The bills could have an indeterminate fiscal impact on the State. The State’s Federal CSBG allocation for FY 2003-04 is $24.4 million, $2.4 million of which is in Federal Temporary Assistance for Needy Families (TANF) funds. The majority, or 90%, of the CSBG funds and all of the TANF funds are passed through to CAAs for direct services or administration. The remaining funds are limited at 5% each for discretionary spending (training, technical assistance, and special CAA projects) and State administrative costs. The costs for administration could exceed the 5% limit as a result of an increase in the Commission’s responsibilities. The State could experience cost increases associated with salaries and wages and contractual services, supplies and materials, and would be required to use General Fund or other fund sources to augment CSBG funding availability for this purpose.

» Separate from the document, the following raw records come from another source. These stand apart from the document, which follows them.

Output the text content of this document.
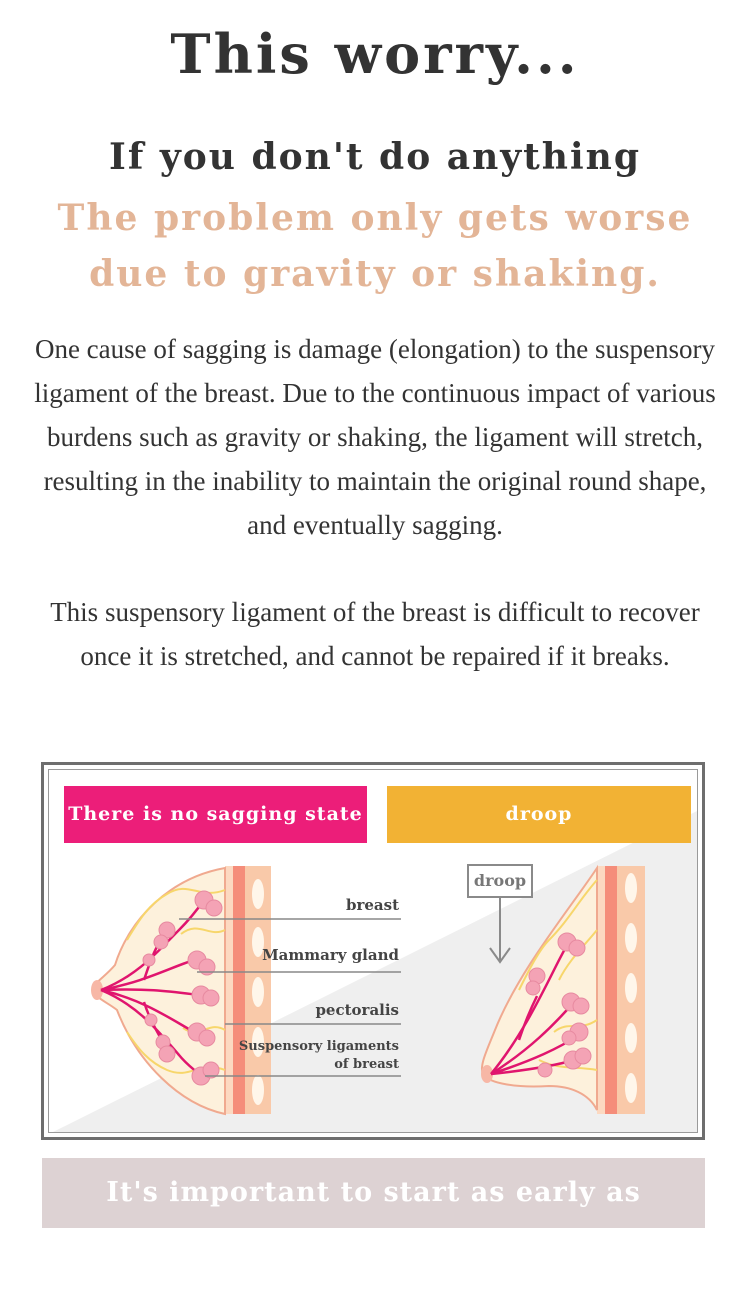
This worry...
If you don't do anything
The problem only gets worse due to gravity or shaking.
One cause of sagging is damage (elongation) to the suspensory ligament of the breast. Due to the continuous impact of various burdens such as gravity or shaking, the ligament will stretch, resulting in the inability to maintain the original round shape, and eventually sagging.
This suspensory ligament of the breast is difficult to recover once it is stretched, and cannot be repaired if it breaks.
There is no sagging state	droop
breast
Mammary gland
pectoralis
Suspensory ligaments
of breast
droop
It's important to start as early as possible!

In Senate Bill 283 (H-1) CR-1* (the FY 2003-04 FIA budget conference report), Section 417 limits expenditures of the Bureau and the Commission to 3.75% of CSBG funds, or $825,000, and requires a report to the Legislature on the use of the funds.


 - Fiscal Analyst: Constance ColeA0304\s501a

This analysis was prepared by nonpartisan Senate staff for use by the Senate in its deliberations and does not constitute an official statement of legislative intent.